I glanced at Clay, who was sniffing another section of the trail. He lifted his muzzle from the ground and shook his head—no one he knew either. My dossiers document twenty-five werewolves currently living in the United States, but we weren’t arrogant enough to believe that actually meant there
were
only twenty-five.

 

Mutts were always immigrating and emigrating, plus there were a handful that stayed under the radar. Keeping tabs on all of them was impossible. We really only tracked the troublemakers and the ones from the oldest werewolf families, like the Santoess and the Cains.

 

Still, in the Lower 48, we could say with some confidence that we knew most of the werewolves around—either by reputation or by scent. Up here in Alaska, though, we might as well be in another country.
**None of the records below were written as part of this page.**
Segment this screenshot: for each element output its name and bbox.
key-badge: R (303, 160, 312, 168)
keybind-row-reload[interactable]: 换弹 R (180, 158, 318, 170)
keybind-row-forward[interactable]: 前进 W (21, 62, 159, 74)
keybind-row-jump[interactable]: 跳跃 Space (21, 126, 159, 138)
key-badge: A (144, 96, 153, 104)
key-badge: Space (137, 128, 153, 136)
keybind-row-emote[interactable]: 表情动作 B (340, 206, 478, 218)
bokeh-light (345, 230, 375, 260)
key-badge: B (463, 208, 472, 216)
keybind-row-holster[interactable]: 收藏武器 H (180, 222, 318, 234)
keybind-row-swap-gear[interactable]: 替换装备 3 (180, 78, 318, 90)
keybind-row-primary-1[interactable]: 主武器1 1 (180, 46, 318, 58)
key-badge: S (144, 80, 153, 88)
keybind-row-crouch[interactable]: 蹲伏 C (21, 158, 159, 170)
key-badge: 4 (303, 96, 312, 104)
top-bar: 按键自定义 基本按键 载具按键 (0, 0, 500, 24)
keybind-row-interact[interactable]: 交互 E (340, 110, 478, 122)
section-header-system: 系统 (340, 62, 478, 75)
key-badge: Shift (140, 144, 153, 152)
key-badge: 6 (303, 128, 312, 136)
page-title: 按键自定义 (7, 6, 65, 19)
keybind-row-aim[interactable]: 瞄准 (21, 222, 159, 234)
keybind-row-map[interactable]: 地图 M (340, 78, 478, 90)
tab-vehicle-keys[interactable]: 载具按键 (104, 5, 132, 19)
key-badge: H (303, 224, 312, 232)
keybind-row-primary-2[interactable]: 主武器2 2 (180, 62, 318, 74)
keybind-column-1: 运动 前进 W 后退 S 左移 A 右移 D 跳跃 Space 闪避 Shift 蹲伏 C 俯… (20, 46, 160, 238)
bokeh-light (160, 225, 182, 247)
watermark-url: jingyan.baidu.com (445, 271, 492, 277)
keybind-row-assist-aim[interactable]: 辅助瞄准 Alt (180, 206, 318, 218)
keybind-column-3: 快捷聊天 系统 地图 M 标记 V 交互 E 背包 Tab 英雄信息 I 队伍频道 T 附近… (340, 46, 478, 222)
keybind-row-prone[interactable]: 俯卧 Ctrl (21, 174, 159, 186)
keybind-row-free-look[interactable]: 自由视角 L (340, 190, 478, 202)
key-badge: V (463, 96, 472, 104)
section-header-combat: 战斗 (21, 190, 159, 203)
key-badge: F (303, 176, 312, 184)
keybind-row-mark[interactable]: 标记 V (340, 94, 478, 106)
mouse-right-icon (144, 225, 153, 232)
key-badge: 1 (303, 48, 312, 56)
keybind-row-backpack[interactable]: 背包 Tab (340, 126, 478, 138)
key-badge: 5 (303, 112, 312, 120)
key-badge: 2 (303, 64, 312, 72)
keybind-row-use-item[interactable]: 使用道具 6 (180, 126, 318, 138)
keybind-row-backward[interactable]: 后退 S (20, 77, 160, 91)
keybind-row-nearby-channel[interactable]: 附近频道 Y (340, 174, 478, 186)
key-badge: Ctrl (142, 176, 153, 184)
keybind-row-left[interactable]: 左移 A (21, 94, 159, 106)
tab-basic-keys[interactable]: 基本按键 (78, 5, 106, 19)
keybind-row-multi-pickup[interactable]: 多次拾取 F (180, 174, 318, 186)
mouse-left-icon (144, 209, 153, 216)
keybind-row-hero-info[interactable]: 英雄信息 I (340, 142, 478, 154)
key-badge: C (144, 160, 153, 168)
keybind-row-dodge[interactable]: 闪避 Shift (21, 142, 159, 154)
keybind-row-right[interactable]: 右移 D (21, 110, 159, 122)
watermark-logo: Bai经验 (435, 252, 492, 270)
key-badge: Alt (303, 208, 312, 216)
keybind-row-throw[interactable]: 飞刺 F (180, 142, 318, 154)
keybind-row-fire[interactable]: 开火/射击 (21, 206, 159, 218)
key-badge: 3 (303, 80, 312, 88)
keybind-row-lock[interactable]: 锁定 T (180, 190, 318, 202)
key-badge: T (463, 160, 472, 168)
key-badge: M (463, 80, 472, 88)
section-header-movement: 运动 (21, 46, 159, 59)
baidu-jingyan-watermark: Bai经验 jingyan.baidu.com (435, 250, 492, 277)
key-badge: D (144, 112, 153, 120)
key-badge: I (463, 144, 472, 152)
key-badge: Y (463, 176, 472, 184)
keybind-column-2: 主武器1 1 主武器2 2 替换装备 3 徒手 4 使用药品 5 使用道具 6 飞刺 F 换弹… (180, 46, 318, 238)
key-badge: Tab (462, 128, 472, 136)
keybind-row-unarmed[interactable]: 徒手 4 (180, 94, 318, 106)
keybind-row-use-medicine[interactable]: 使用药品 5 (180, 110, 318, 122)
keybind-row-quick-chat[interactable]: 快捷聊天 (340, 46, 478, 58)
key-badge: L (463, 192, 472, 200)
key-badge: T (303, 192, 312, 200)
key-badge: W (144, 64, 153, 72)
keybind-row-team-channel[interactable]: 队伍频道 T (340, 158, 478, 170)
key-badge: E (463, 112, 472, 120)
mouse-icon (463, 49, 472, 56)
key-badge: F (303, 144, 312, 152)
The only Alaskans we had in our dossiers were the Stillwells, and if Clay didn’t recognize this scent, then it wasn’t either of them.

 

We couldn’t follow the trail back to the kill site, but we could take it the other way. We’d tracked it for almost a mile before it ended at a clearing. Inside, we found a piece of plywood and a wooden crate. A werewolf’s winter locker—a place to Change in the mud and snow, and to store your gear. We had something similar, if more elegant, at Stonehaven.

 

This clearing reeked of scent and sweat, meaning someone was using it regularly. As I sniffed more, I realized it was more than someone. We had two distinct scents and possibly a third.